His years of experience also mean the 51-year-old from Kampung Stakan Melayu in Kota Samarahan has come across all sorts of behaviour while on duty.

“There were times when access to some areas was obstructed by cars parked on the roadside. We tried our best to communicate with the residents to cooperate and move their cars but at times, some of them wouldn’t budge,” he recalled.

Amin was also quick to point out that nowadays, the people of Kuching were more cooperative, acknowledging that they were more respectful and on festive occasions, such as Chinese New Year, would give the crew canned drinks and oranges.


Ajis (right) and Louis monitor waste being unloaded from a garbage bin into the compactor truck, driven by Amin.


Youngest crew member

Louis is the new kid on the block at Trienekens, having joined the company just last year. At 19, he is also the youngest at the Logistics and Services Department.

“I was informed by my relatives of a vacancy for loader at Trienekens, so I decided to apply. It’s been an eye-opening experience and all right for me so far,” he said.

Being a loader is not just about collecting household trash, emptying it into the compactor truck, then disposing of it on the sanitary landfill.

And like all loaders, Louis, from Kampung Bumbok in Batu Kitang, has to undergo mandatory training four times a year — plus up-skills training on waste management.

“This is mainly for safety reasons.
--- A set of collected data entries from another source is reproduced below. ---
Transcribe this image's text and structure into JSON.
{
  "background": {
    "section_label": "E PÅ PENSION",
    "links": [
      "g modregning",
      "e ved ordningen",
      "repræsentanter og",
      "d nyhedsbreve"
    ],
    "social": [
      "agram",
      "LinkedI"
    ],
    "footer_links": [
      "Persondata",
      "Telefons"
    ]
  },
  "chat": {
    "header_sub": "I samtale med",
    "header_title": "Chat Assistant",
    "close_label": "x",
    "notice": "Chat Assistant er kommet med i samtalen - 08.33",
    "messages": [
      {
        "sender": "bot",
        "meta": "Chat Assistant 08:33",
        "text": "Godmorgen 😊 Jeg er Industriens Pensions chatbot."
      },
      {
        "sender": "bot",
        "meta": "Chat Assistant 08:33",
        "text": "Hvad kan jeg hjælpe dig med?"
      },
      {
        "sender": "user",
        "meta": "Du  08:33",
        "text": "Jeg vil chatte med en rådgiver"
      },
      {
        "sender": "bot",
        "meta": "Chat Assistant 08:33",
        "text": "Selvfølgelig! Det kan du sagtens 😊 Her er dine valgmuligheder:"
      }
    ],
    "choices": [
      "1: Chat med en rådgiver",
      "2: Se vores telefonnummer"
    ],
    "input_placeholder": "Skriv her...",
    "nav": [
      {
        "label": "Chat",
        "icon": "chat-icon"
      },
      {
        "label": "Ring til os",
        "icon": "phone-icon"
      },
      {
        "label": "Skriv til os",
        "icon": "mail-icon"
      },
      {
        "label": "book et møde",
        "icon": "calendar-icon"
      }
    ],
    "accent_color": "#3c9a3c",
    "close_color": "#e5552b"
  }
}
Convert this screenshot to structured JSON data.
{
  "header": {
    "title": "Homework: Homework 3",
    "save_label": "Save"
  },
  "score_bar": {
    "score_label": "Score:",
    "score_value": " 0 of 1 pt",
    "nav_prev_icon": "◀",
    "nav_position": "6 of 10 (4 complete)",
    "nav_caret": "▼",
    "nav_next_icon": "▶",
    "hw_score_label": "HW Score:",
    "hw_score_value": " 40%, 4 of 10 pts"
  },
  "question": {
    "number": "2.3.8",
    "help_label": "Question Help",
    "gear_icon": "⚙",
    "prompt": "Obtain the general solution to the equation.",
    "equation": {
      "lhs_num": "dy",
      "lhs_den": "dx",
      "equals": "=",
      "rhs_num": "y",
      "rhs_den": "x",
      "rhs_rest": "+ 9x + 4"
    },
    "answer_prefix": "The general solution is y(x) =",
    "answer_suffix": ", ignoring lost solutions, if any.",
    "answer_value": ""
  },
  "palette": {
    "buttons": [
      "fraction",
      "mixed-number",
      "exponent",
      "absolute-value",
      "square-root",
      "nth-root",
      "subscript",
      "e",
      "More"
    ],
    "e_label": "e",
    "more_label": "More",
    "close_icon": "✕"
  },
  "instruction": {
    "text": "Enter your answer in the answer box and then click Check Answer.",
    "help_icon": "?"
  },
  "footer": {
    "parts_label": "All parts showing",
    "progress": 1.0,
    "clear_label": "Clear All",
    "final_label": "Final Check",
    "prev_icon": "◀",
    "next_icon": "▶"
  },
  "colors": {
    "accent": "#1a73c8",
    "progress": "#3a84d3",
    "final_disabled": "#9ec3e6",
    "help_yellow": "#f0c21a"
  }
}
We’re trained to work safely and to operate some of the equipment at Trienekens as well,” he added.

Trienekens collects trash from households and commercial entities with basic entitlements twice a week.

All responsible residents ought to ensure their garbage bags are properly packed and sealed before throwing them into or placing them beside the waste bins so that loaders like Ajis and Louis can help to dispose of the garbage efficiently and keep the city clean.